Il relève sa tête et me rend mon sourire, bien que le siens soit irrémédiablement triste, et sort de la salle d'un pas lourd, fermant doucement la porte derrière lui. J'imagine que ce doit être terrible pour lui de voir ses deux enfants partir pour se faire massacrer aux Hunger Games. Et qui plus est, endurer ça seul, sans sa défunte épouse, sera probablement plus dur qu'autre chose. « En théorie, pensé-je plus personne ne devrait venir dans cette salle. » Car en effet, les seules personnes que je connais et apprécie ont été appelées pour participer aux jeux, et sont donc enfermées dans des pièces similaires à celle où je suis. Donc aucune chance pour moi de voir la porte s'ouvrir une dernière fois avant que les pacificateurs ne m'escortent à la gare, en direction du capitole.

Pourtant, cette lourde et grinçante porte en bois vernis s'ouvre quelques secondes après ma pensée, me laissant découvrir une tignasse rousse se glisser dans l'ouverture.

- Me voilà.

Fait Finnick de son habituel ton de « petit voyou ». Il n'est pas sensé pouvoir venir me voir ici. Je me contente de lui faire un sourire. Mais le même que celui que mon père m'avait fait avant de partir, un sourire remplis de tristesse. Je crois qu'il le voit, car quelques secondes plus tard il me lance un regard soucieux et vient me serrer dans ses bras.

- T'inquiètes pas, Eden, tout ira bien. (Je le serre de toutes mes forces en me blottissant dans ses bras tout en tentant de m'en convaincre.)

- Tu y crois vraiment ?

Il ne répond rien à ça et se contente d'ébouriffer mes cheveux – ce que je déteste prodigieusement, et ce qu'il sait, bien évidement.
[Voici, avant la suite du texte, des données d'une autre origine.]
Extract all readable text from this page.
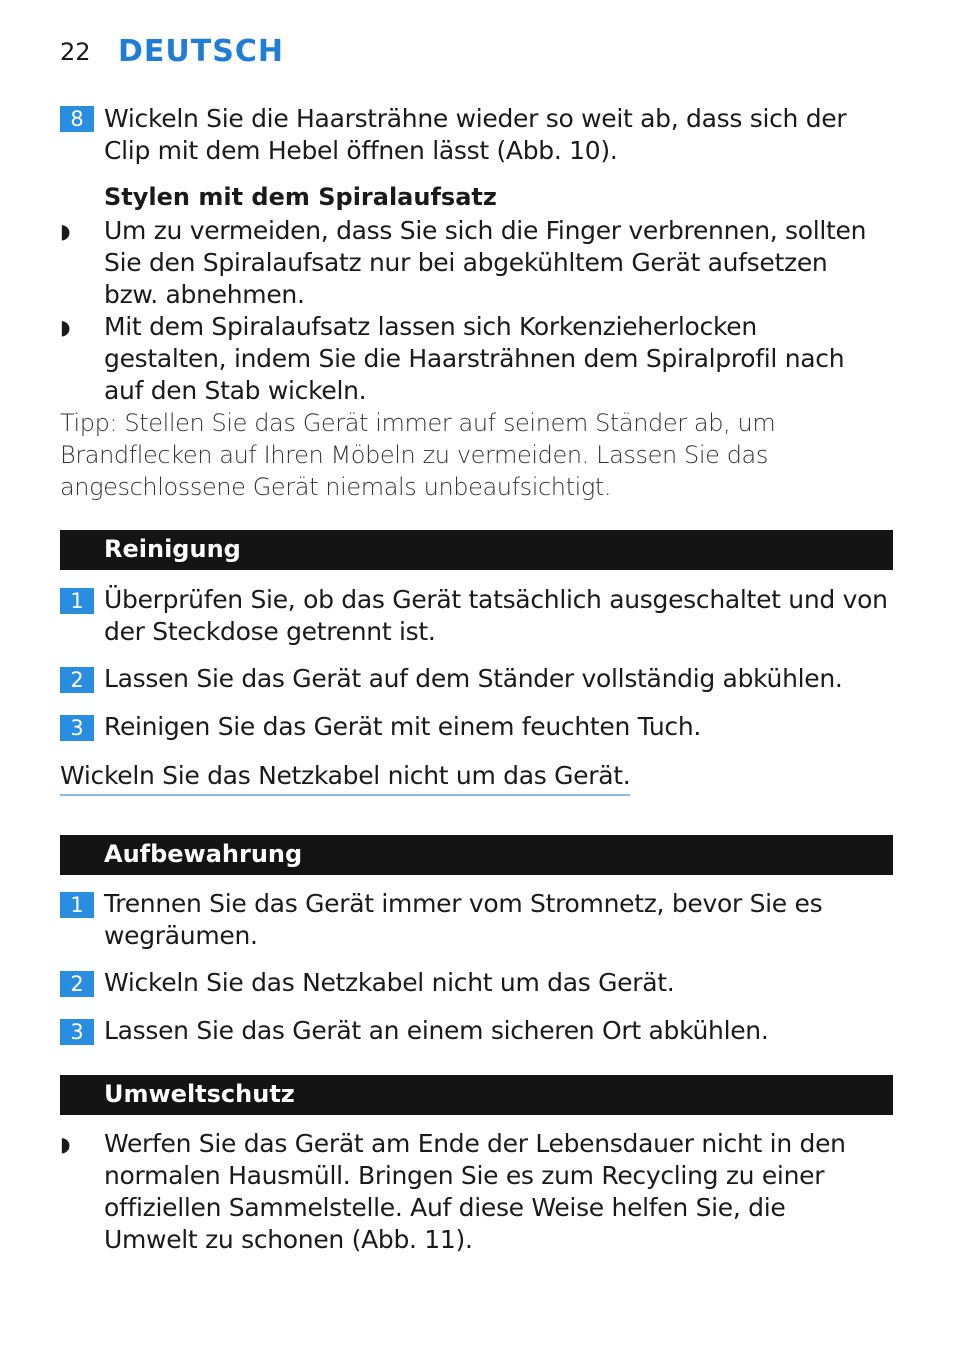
22 DEUTSCH
8 Wickeln Sie die Haarsträhne wieder so weit ab, dass sich der Clip mit dem Hebel öffnen lässt (Abb. 10).
Stylen mit dem Spiralaufsatz
◗ Um zu vermeiden, dass Sie sich die Finger verbrennen, sollten Sie den Spiralaufsatz nur bei abgekühltem Gerät aufsetzen bzw. abnehmen.
◗ Mit dem Spiralaufsatz lassen sich Korkenzieherlocken gestalten, indem Sie die Haarsträhnen dem Spiralprofil nach auf den Stab wickeln.
Tipp: Stellen Sie das Gerät immer auf seinem Ständer ab, um Brandflecken auf Ihren Möbeln zu vermeiden. Lassen Sie das angeschlossene Gerät niemals unbeaufsichtigt.
Reinigung
1 Überprüfen Sie, ob das Gerät tatsächlich ausgeschaltet und von der Steckdose getrennt ist.
2 Lassen Sie das Gerät auf dem Ständer vollständig abkühlen.
3 Reinigen Sie das Gerät mit einem feuchten Tuch.
Wickeln Sie das Netzkabel nicht um das Gerät.
Aufbewahrung
1 Trennen Sie das Gerät immer vom Stromnetz, bevor Sie es wegräumen.
2 Wickeln Sie das Netzkabel nicht um das Gerät.
3 Lassen Sie das Gerät an einem sicheren Ort abkühlen.
Umweltschutz
◗ Werfen Sie das Gerät am Ende der Lebensdauer nicht in den normalen Hausmüll. Bringen Sie es zum Recycling zu einer offiziellen Sammelstelle. Auf diese Weise helfen Sie, die Umwelt zu schonen (Abb. 11).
Nous échangeons un sourire puis je vois la porte s'ouvrir de nouveau et des pacificateurs entrer pour tirer Finnick vers la sortie, puis le ramener dans « sa » pièce. Puis, ils reviennent une quinzaine de minutes plus tard et m'escortent donc à la gare. J'ai l'impression que le chemin dure une éternité, car pendant tout le trajet je ne cesse de penser à comment les choses allaient se dérouler. Peut-être que dès les premières secondes de jeu je me ferais massacrer par ce que l'on appelle « Les carrières », les tributs du district 1,2 et 4, les plus forts aux jeux depuis « la nuit des temps ». Ou peut-être que je parviendrais à m'échapper, à me cacher à ainsi à gagner les Hunger Games sans dégâts notables. Je préfèrerais la première solution.